That age-old problem of job titles has been on my mind again lately, prompted by my starting to look around for my next project, hence the need to convey clearly what it is that I actually do, plus the imminent need to print up some new business cards.
I’ve been mostly calling myself a User Experience Architect in recent years, but really just because that’s the terminology agencies – digital and recruitment – relate to. User Experience is certainly becoming a more firmly established discipline, yet it remains stubbornly undefined, with myriad competing and conflicting interpretations abounding.
To me User Experience is just product design in the digital space. But that’s a pretty broad remit – broader, it seems, than many of the other definitions that are going round.
Plus, what I do goes beyond that anyway – I cover the ground from client-facing consultancy and business requirements analysis, through solution definition, user experience and systems design, information architecture, content strategy, copywriting and editing, and even hands-on prototyping – plus the surrounding project direction, ownership and oversight. There’s also a heavy dose of product management in what I do. Not to mention consideration of the wider customer experience beyond just an individual product. Tricky to find a single, commonly understood, title that covers all that ground.
The other key thing is that I work in freelance, contract and interim capacities, rather than as a permanent employee. So I need to try to reflect that in there too.
So I’m thinking – Digital Product Design Consultant. Thoughts?

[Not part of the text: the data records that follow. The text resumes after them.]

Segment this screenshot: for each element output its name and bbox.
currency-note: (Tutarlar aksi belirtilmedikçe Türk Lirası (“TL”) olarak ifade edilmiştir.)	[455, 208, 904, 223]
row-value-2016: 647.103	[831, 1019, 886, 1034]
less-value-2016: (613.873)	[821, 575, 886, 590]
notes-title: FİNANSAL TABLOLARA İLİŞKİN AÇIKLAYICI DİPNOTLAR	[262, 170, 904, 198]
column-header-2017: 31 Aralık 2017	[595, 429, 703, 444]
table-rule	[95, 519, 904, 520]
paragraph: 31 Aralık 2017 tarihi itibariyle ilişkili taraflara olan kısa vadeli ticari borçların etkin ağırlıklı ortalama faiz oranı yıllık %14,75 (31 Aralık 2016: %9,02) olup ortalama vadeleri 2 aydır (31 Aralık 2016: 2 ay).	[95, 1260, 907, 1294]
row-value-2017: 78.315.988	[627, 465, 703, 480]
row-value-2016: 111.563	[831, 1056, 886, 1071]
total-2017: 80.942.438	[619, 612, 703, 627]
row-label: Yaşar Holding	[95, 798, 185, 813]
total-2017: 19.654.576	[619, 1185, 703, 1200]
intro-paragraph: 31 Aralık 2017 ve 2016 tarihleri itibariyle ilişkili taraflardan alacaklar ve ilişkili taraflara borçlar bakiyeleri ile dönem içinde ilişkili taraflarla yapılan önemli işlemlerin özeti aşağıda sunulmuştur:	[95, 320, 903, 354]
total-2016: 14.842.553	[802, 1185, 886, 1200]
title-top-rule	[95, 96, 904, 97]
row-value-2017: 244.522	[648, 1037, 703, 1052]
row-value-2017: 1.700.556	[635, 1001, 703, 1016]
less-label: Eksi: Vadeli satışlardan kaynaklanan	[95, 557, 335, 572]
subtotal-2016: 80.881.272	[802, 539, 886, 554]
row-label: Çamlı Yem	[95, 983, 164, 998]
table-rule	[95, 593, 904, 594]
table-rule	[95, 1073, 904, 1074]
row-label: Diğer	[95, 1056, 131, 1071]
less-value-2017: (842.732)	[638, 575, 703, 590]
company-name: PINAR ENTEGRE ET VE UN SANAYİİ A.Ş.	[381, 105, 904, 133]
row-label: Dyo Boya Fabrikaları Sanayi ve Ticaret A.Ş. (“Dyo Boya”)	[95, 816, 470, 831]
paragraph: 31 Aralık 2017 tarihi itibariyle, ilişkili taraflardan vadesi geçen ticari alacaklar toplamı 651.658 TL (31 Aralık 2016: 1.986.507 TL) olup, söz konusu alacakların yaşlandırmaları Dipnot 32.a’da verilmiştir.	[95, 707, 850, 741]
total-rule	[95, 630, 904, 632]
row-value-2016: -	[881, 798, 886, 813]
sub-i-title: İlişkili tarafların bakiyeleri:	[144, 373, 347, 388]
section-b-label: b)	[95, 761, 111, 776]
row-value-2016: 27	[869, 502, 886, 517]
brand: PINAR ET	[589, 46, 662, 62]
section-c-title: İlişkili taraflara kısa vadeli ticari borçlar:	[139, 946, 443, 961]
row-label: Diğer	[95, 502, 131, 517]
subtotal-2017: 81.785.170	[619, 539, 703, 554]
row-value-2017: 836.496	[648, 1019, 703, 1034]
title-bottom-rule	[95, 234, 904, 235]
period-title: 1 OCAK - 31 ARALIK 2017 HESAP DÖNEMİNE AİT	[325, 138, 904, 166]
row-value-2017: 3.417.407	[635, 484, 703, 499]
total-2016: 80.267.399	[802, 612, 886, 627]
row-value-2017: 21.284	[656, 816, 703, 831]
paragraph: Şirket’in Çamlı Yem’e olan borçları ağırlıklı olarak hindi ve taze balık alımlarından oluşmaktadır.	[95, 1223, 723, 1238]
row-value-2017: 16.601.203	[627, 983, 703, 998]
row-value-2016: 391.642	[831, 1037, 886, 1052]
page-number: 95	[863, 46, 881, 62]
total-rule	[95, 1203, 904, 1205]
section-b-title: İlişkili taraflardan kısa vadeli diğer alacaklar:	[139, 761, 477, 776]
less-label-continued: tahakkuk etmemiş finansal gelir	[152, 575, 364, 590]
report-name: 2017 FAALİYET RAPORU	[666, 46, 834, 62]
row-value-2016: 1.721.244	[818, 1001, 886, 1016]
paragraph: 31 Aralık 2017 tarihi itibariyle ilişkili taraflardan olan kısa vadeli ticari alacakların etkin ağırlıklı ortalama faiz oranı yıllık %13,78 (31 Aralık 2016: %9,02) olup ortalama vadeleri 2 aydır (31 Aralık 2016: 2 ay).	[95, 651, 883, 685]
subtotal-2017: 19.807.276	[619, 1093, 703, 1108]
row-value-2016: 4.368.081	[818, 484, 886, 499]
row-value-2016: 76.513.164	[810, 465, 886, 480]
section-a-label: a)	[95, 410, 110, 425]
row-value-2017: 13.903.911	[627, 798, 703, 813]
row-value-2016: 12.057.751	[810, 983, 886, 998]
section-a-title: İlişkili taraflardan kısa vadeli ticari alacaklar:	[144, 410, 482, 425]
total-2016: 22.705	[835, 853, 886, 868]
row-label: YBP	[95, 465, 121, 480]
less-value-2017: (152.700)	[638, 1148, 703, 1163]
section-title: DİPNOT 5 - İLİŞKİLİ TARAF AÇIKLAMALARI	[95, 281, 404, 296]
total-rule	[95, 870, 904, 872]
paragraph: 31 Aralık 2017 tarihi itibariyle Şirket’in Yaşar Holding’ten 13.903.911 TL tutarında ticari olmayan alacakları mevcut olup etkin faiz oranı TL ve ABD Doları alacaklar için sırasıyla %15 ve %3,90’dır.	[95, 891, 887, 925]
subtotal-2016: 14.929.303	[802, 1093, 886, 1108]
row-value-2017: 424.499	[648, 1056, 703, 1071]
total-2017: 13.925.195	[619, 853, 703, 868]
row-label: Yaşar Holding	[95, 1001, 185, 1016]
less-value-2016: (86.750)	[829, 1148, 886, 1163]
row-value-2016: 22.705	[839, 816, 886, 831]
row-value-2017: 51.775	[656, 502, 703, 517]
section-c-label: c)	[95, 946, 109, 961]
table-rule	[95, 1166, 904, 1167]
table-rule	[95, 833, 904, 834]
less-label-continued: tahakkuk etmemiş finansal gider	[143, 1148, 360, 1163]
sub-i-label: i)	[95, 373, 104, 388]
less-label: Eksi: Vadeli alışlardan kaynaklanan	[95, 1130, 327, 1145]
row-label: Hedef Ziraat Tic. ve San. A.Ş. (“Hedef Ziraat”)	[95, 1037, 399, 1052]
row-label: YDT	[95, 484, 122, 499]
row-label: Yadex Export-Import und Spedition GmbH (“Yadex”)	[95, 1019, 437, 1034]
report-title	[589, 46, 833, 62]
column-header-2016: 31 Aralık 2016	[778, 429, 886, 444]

I’ll admit I’ve never really liked the title ‘consultant’ – even though I’ve labelled myself with it in the past. It is overused and can be taken to have negative connotations. But I suspect it may be a necessary evil. It conveys the temporary but value-adding nature of my assignments I suppose.
I shall mull on it awhile until my current set of business cards finally runs out…
I decided on Digital Architect in the end. It seems simpler and retains the word ‘architect’, which I like because of the analogy I often use when explaining what I do: if you were building your new office, you’d hire an architect; I do the same thing, but for digital products.